Y ahora Hester. Creo que esto os sorprenderá; por lo menos a mí me sorprendió. Recibí una carta de Emmanuel Drake. Lo cierto es que me había olvidado por completo de él. Lenta y metódicamente, había continuado investigando y, por increíble que parezca, al final dio con ella. «Fue la conexión italiana lo que me despistó —explicaba en su carta— pues en realidad su institutriz se había marchado en la otra dirección, ¡a América!» Hester trabajó durante un año como ayudante de un neurólogo universitario y al cabo de un tiempo, adivina quién se reunió con ella. ¡El doctor Maudsley! Su esposa había muerto (de algo tan poco sospechoso como una gripe, lo comprobé), y unos días después del entierro ya se había embarcado. Era amor. Ambos han fallecido ya, pero disfrutaron de una larga y feliz vida juntos. Tuvieron cuatro hijos. Uno de ellos me ha escrito y le he enviado el original del diario de su madre para que lo conserve. Dudo que logre comprender más de una palabra de cada diez; si me pide alguna aclaración, le contaré que su madre conoció a su padre en Inglaterra, cuando él estaba casado aún con su primera mujer, pero si no me la pide, no le diré nada. En su carta incluía una lista de las publicaciones conjuntas de sus padres. Investigaron y escribieron docenas de artículos muy bien considerados (ninguno sobre gemelos; creo que supieron que había llegado el momento de decir basta) y los publicaron conjuntamente: Dr. E. y Sra. H. J. Maudsley.
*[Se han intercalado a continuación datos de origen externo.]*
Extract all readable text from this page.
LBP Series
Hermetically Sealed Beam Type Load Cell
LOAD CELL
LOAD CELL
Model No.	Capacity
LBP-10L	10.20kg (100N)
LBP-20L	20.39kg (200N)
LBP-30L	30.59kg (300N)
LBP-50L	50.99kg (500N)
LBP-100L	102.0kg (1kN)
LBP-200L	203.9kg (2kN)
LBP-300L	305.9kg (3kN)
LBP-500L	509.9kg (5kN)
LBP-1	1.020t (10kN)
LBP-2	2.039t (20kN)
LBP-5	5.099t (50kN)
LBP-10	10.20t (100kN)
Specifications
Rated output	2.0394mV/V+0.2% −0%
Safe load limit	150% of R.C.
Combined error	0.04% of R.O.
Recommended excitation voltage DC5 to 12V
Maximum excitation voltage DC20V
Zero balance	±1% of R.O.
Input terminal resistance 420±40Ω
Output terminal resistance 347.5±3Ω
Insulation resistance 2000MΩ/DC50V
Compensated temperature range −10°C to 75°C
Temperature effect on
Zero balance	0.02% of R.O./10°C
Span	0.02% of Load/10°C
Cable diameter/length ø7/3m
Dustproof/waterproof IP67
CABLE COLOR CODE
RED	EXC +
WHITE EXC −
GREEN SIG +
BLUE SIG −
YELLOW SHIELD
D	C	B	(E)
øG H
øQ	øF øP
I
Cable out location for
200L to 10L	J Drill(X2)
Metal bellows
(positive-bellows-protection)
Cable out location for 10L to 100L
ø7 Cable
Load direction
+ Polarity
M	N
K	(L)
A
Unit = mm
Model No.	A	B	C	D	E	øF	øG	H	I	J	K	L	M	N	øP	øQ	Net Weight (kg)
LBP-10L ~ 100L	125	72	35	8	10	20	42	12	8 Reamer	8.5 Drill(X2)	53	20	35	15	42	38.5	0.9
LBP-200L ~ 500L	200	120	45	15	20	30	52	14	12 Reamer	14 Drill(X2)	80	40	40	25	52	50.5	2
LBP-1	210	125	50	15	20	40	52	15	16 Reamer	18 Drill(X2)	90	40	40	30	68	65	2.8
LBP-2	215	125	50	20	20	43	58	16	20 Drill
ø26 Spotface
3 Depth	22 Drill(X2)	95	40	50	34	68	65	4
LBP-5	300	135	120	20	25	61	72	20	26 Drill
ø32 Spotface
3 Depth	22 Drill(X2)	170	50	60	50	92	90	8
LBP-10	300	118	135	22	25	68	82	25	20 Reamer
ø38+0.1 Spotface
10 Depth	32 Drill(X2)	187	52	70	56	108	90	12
¿H. J.? Hester tenía un segundo nombre: Josephine.
¿Qué más desearíais saber? ¿Quién se hizo cargo del gato? Sombra vive conmigo en la librería. Se sienta en los estantes, en los espacios entre libros, y cuando los clientes topan con él les devuelve la mirada con apacible ecuanimidad. De vez en cuando se sienta en la ventana, pero no por mucho tiempo. Le abruman la calle, los vehículos, los transeúntes y los edificios de enfrente. Le he enseñado el atajo hasta el río por el callejón, pero se niega a salir.
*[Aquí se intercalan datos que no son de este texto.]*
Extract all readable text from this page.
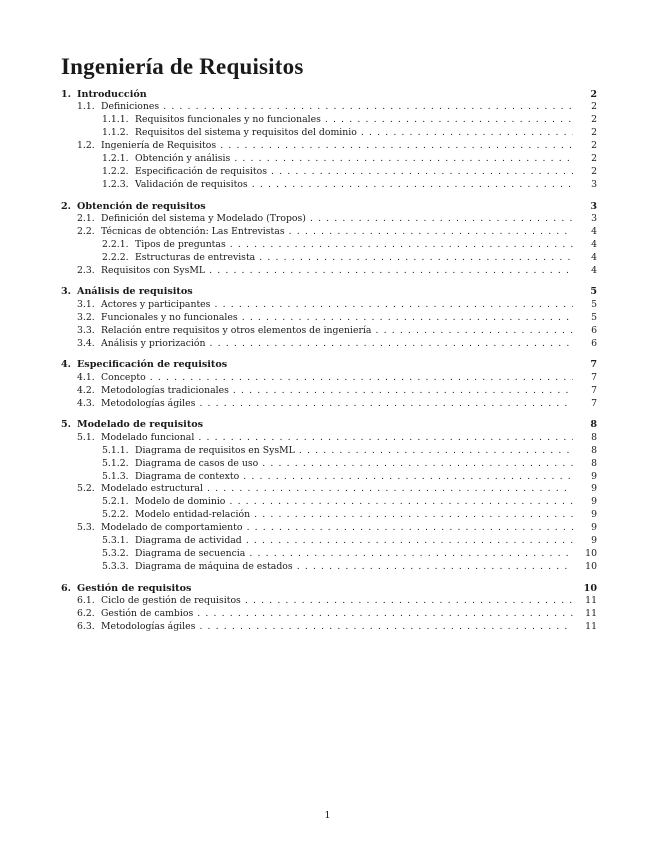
Ingeniería de Requisitos
1. Introducción	2
1.1. Definiciones . . .	2
1.1.1. Requisitos funcionales y no funcionales . . .	2
1.1.2. Requisitos del sistema y requisitos del dominio . . .	2
1.2. Ingeniería de Requisitos . . .	2
1.2.1. Obtención y análisis . . .	2
1.2.2. Especificación de requisitos . . .	2
1.2.3. Validación de requisitos . . .	3
2. Obtención de requisitos	3
2.1. Definición del sistema y Modelado (Tropos) . . .	3
2.2. Técnicas de obtención: Las Entrevistas . . .	4
2.2.1. Tipos de preguntas . . .	4
2.2.2. Estructuras de entrevista . . .	4
2.3. Requisitos con SysML . . .	4
3. Análisis de requisitos	5
3.1. Actores y participantes . . .	5
3.2. Funcionales y no funcionales . . .	5
3.3. Relación entre requisitos y otros elementos de ingeniería . . .	6
3.4. Análisis y priorización . . .	6
4. Especificación de requisitos	7
4.1. Concepto . . .	7
4.2. Metodologías tradicionales . . .	7
4.3. Metodologías ágiles . . .	7
5. Modelado de requisitos	8
5.1. Modelado funcional . . .	8
5.1.1. Diagrama de requisitos en SysML . . .	8
5.1.2. Diagrama de casos de uso . . .	8
5.1.3. Diagrama de contexto . . .	9
5.2. Modelado estructural . . .	9
5.2.1. Modelo de dominio . . .	9
5.2.2. Modelo entidad-relación . . .	9
5.3. Modelado de comportamiento . . .	9
5.3.1. Diagrama de actividad . . .	9
5.3.2. Diagrama de secuencia . . .	10
5.3.3. Diagrama de máquina de estados . . .	10
6. Gestión de requisitos	10
6.1. Ciclo de gestión de requisitos . . .	11
6.2. Gestión de cambios . . .	11
6.3. Metodologías ágiles . . .	11
1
—¿Qué esperas? —dice mi padre—. Un río no le sirve a un gato de Yorkshire. Está buscando los páramos.
Creo que tiene razón. Expectante, Sombra salta a la ventana, contempla la calle y luego me clava una larga mirada de decepción.
No me gusta pensar que echa de menos su casa.
El doctor Clifton apareció un día en la librería de mi padre. Estaba de visita en la ciudad, dijo, y al recordar que mi padre tenía una librería pensó que valdría la pena visitarla, aunque le quedara un poco lejos, para ver si tenía un volumen de medicina del siglo XVIII en el que estaba interesado. Por casualidad lo teníamos, y el doctor Clifton y mi padre conversaron amigablemente sobre aquel libro hasta la hora de cerrar. Como compensación por habernos retenido hasta tan tarde, nos invitó a cenar. Fue una velada muy agradable y como todavía pasaría una noche más en la ciudad, mi padre le invitó a cenar al día siguiente con la familia. En la cocina mi madre me dijo que era «un hombre muy agradable, Margaret, muy agradable». Aquella sería su última tarde. Fuimos a dar un paseo por el río, pero esa vez él y yo solos, porque papá estaba demasiado ocupado escribiendo cartas para poder acompañarnos. Le conté la historia del fantasma de Angelfield. Él escuchó atentamente y cuando terminé, continuamos con nuestro paseo, despacio y en silencio.